Позволяю своей пьяной голове упасть на бок и вижу Миллера в дверном проеме ванной. Он разваливается на куски. Его темные локоны в хаотичном беспорядке, лицо и воротник забрызганы кровью, костюм порван, сам он весь мокрый. Грудь тяжело вздымается, но я не уверена, это результат напряжения или он потрясен тем, что обнаружил. Выражение моего лица остается невозмутимым, и только теперь, когда я замечаю ужас на его лице, которое славится своей невозмутимостью, вспоминаю все те разы, когда он просил меня никогда не обрезать волосы.
Поэтому дергаю за очередные пряди и подношу к ним ножницы, отрезая их с маниакальным видом.
— Оливия, черт возьми, нет! — Он подлетает ко мне как пуля, вылетевшая из пистолета, и начинает хвататься за меня руками.
— Нет! — выкрикиваю я, вырываясь и яростно цепляясь за ножницы. — Оставь меня! Хочу, чтобы их не было! — Толкаю его локтем под ребра.

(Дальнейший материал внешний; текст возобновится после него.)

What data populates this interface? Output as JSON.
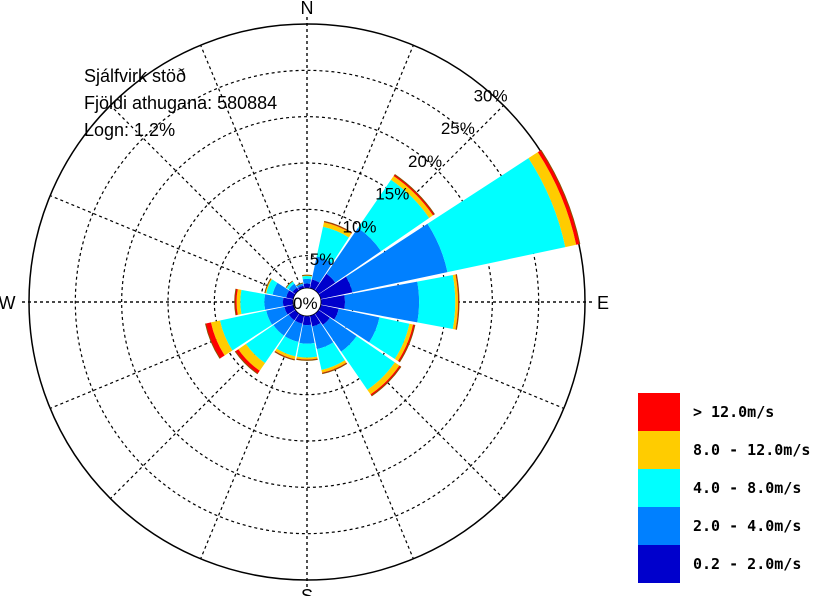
{
  "chart_data": {
    "type": "windrose",
    "notes": {
      "station": "Sjálfvirk stöð",
      "observations": "Fjöldi athugana: 580884",
      "calm": "Logn: 1.2%"
    },
    "directions": [
      "N",
      "E",
      "S",
      "W"
    ],
    "ring_labels": [
      "0%",
      "5%",
      "10%",
      "15%",
      "20%",
      "25%",
      "30%"
    ],
    "rmax": 30,
    "sector_centers_deg": [
      0,
      22.5,
      45,
      67.5,
      90,
      112.5,
      135,
      157.5,
      180,
      202.5,
      225,
      247.5,
      270,
      292.5,
      315,
      337.5
    ],
    "series": [
      {
        "name": "0.2 - 2.0m/s",
        "color": "#0000cc",
        "values": [
          0.5,
          1.0,
          2.2,
          3.5,
          2.6,
          2.0,
          1.5,
          1.2,
          1.0,
          0.9,
          0.9,
          1.0,
          1.1,
          0.8,
          0.4,
          0.3
        ]
      },
      {
        "name": "2.0 - 4.0m/s",
        "color": "#0080ff",
        "values": [
          0.5,
          2.5,
          6.0,
          10.5,
          8.0,
          4.5,
          3.5,
          2.5,
          2.0,
          2.0,
          2.0,
          2.0,
          2.0,
          1.5,
          0.5,
          0.2
        ]
      },
      {
        "name": "4.0 - 8.0m/s",
        "color": "#00ffff",
        "values": [
          0.3,
          3.3,
          6.3,
          13.0,
          3.9,
          3.3,
          5.0,
          2.3,
          1.5,
          1.6,
          3.6,
          5.1,
          2.6,
          0.7,
          0.3,
          0.1
        ]
      },
      {
        "name": "8.0 - 12.0m/s",
        "color": "#ffcc00",
        "values": [
          0.1,
          0.5,
          0.5,
          1.2,
          0.3,
          0.4,
          0.6,
          0.3,
          0.2,
          0.3,
          1.0,
          1.0,
          0.4,
          0.1,
          0.05,
          0.0
        ]
      },
      {
        "name": "> 12.0m/s",
        "color": "#ff0000",
        "values": [
          0.0,
          0.1,
          0.2,
          0.4,
          0.1,
          0.2,
          0.2,
          0.1,
          0.1,
          0.1,
          0.4,
          0.6,
          0.2,
          0.05,
          0.0,
          0.0
        ]
      }
    ],
    "grid": true,
    "legend_position": "bottom-right"
  }
}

— Твою мать! — кричит Миллер. Его зубы сжаты, в голосе явно слышится боль, но он отказывается сдаваться. — Отдай мне эти гребаные ножницы!
— Нет! — Бросаюсь вперед, оказываясь неожиданно свободной, и резко разворачиваюсь, как раз в тот момент, когда Миллер приближается ко мне. Руки инстинктивно взлетают вверх. Я встаю в защитную позу, и его высокое, стройное тело врезается в мое, отбрасывая на несколько шагов назад.
— Блядь! — ревет он, и я, открыв глаза, вижу его на коленях перед собой. Отступаю еще на несколько шагов, наблюдая, как он прижимает ладонь к своему плечу. Мои широко распахнутые глаза опускаются на ножницы в кулаке, и я вижу густую красную жидкость, капающую с лезвий. Задыхаюсь, и моя хватка немедленно ослабевает, позволяя ножницам упасть на пол к ногам. Затем я падаю на колени, наблюдая, как он стягивает с себя пиджак, несколько раз поморщившись, пока взглядом не натыкаюсь на белую рубашку, пропитанную кровью.
Я захлебываюсь своим страхом, раскаянием, чувством вины. Он срывает жилет, за ним быстро следует рубашка, отчего пуговицы отрываются и разлетаются во всех направлениях.
— Черт, — шипит он, осматривая свою рану — рану, за которую я несу ответственность. Хочу успокоить его, но мое тело и разум не работают. Я даже не могу выговорить извинение.
Истерические крики срываются с моих губ, плечи дергаются, а глаза настолько полны слез, что я прикладываю усилия, чтобы увидеть его снова. Опьянение не помогает моему искаженному зрению. Это бесспорно хорошая работа. Видеть Миллера раненым и истекающим кровью уже достаточно плохо. Осознание, что я причина его боли практически невыносима.